Question
How do I practice decision frameworks and creativity?
Quick Answer
Audit your last work week. List every decision you made — large and small. Categorize each as either 'routine' (you've made a similar decision before and could have used a framework) or 'novel' (genuinely required fresh thinking). Count the ratio. For most people, 70-85% of decisions are routine..

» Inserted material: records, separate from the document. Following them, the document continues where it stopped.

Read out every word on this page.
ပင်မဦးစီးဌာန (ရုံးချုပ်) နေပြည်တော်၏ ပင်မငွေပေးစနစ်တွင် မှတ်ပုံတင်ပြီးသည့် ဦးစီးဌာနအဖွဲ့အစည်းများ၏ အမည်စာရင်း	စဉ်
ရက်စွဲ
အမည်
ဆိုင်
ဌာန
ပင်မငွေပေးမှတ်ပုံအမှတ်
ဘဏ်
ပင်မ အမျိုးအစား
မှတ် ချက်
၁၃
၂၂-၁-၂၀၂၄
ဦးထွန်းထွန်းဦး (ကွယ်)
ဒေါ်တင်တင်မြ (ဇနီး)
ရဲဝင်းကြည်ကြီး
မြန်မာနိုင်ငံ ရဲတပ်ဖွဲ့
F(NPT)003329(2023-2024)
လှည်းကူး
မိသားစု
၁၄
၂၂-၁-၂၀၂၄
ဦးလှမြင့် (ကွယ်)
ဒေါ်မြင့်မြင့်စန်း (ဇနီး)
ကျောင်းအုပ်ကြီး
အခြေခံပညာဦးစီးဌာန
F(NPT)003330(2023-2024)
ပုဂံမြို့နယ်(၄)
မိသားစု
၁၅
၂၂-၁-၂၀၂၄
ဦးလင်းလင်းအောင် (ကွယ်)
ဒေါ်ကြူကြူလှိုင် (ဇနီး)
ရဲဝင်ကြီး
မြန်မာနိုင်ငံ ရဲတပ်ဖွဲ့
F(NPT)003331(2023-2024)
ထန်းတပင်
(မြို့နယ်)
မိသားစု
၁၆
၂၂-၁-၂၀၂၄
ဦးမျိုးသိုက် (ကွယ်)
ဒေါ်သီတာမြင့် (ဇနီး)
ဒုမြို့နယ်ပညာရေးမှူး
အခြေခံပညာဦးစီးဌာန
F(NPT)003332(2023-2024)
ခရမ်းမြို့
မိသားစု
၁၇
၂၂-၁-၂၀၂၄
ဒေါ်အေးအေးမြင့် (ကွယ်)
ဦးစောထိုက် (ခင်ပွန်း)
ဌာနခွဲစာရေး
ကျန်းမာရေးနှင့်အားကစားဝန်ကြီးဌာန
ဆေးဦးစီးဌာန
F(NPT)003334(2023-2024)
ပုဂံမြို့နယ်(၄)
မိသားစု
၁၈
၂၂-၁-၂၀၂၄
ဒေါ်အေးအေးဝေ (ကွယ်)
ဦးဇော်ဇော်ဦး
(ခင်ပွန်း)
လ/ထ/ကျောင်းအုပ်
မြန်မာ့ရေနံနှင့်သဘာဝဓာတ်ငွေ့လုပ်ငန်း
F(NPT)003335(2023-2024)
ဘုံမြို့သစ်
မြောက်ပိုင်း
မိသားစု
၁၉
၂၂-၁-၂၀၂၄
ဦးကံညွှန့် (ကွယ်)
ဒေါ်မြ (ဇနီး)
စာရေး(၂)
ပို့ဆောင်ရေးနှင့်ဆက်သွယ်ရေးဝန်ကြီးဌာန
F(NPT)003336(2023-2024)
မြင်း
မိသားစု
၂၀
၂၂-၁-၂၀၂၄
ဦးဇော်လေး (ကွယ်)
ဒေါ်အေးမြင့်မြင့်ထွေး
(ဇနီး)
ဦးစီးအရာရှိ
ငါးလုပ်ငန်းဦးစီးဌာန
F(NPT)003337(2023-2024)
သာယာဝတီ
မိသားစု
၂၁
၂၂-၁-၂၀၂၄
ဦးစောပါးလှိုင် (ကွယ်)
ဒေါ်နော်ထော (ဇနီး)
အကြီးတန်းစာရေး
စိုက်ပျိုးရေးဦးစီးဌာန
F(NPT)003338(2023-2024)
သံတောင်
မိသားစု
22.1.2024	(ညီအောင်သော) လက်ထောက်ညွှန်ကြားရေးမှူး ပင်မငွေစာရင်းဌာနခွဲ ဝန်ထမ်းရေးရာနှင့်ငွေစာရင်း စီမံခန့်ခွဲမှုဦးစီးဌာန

The most direct way to practice decision frameworks and creativity is through a focused exercise: Audit your last work week. List every decision you made — large and small. Categorize each as either 'routine' (you've made a similar decision before and could have used a framework) or 'novel' (genuinely required fresh thinking). Count the ratio. For most people, 70-85% of decisions are routine. Now identify the five highest-frequency routine decisions that currently consume active deliberation. For each one, draft a simple decision framework: a default answer, a two-option heuristic, or a pre-commitment rule. Implement all five this week and track how your energy shifts across the day.
Common pitfall: Systematizing everything, including the decisions that should stay open. You build frameworks for your creative process itself — which ideas to pursue, which aesthetic directions to explore, which risks to take. Your work becomes efficient and utterly predictable. The point of decision frameworks is to handle the routine so that the non-routine gets your full attention. If you framework your way out of all uncertainty, you have optimized yourself into a machine that never produces anything surprising — least of all to you.
This practice connects to Phase 23 (Decision Frameworks) — building it as a repeatable habit compounds over time.